OUR FOURTH CORNER

This ragged northwest corner of our country has a personality all its own. Whatcom County. Had you been born there, as I was, you might have considered developing gills. I grew up in a cloud, praying fervently the night before a picnic for the rain to stop. That’s how much precipitation we get there, especially during the long dark days of winter. But then the sun breaks through and the whole world shimmers.

Why do I love Whatcom County? Where do I begin? The air is heavy year round with that evocative fragrance, a blend of evergreens, sea breezes and something unknown, found only in the Pacific Northwest. And there’s Mt. Baker, all 10,000 plus feet of her, rising at the end of my childhood street in the evening light, a giant strawberry ice cream cone. Baker offers the hiker views of the top of the world from endless alpine meadows. On a clear day, you can truly see forever, layers upon layers of snow capped Cascade peaks. From Baker’s three glaciers spring the beginnings of the Nooksack River, tumbling down into the valley, its nourishing snowmelt creating some of the richest soil in the world. On the road that leads to the mountain, you can take a right turn on a side road to Nooksack Falls, where the three branches of the river converge into one mighty torrent that plummets almost vertically down the mountainside. Stay behind the fence. Several people have ignored the warning signs and fallen to their deaths in that icy cascade.
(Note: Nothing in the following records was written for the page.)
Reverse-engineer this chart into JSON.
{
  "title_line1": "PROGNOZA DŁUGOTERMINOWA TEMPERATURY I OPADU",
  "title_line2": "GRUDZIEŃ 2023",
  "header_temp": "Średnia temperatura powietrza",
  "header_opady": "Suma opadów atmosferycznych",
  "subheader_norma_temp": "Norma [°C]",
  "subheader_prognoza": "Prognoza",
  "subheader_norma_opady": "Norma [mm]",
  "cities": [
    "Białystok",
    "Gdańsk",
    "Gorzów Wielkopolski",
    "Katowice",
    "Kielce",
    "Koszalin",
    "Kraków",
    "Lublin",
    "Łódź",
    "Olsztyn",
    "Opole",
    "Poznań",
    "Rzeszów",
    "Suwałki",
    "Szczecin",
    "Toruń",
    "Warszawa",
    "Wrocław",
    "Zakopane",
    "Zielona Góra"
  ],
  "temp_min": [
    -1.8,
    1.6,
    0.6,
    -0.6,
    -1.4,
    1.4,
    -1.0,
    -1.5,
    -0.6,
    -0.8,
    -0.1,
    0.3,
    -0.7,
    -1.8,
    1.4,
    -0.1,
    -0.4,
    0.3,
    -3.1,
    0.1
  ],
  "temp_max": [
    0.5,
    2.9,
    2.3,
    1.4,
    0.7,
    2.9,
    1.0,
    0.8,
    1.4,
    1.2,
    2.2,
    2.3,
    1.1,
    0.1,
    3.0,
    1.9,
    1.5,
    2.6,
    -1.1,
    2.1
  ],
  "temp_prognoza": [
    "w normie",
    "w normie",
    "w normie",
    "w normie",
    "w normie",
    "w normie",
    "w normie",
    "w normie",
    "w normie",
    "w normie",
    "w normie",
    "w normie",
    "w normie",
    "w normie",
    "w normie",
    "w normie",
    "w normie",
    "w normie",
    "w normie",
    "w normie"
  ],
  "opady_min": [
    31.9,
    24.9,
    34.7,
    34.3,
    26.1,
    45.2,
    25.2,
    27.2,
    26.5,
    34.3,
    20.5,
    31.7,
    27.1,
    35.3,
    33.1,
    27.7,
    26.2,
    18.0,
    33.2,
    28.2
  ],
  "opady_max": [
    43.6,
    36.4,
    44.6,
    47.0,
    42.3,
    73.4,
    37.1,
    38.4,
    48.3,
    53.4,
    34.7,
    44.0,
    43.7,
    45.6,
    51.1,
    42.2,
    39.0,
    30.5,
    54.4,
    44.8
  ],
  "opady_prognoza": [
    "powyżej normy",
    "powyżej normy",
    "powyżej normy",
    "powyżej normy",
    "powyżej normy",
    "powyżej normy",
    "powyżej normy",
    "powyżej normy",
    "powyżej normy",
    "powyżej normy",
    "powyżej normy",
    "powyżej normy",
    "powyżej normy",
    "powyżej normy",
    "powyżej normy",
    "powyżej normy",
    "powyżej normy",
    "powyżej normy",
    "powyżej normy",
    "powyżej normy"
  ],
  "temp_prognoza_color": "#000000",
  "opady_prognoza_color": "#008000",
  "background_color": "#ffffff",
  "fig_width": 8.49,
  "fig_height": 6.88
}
Driving north late on a summer night toward Bellingham, my hometown, I breathe in the famiiar and pervasive scent of water; the mountain streams, the rivers, the lakes and bays and inlets, the rainclouds gathering behind the hills or over the sound, an abundance of water. Water everywhere, pulsing through the land, shaping it. I visualize the blue-green San Juan Islands floating dreamily off the coast to the west. In daylight, they seem close enough to touch, but tonight I have to content myself with imagining them. I catch a glimpse of Mt. Baker towering to the east, its shiny covering of ice and snow glistening in starlight. Soon the Samish hills will enfold me as I thread my way through them, headed for the town curling around the edge of the bay where my life began. There is no other place on earth like this place I call home.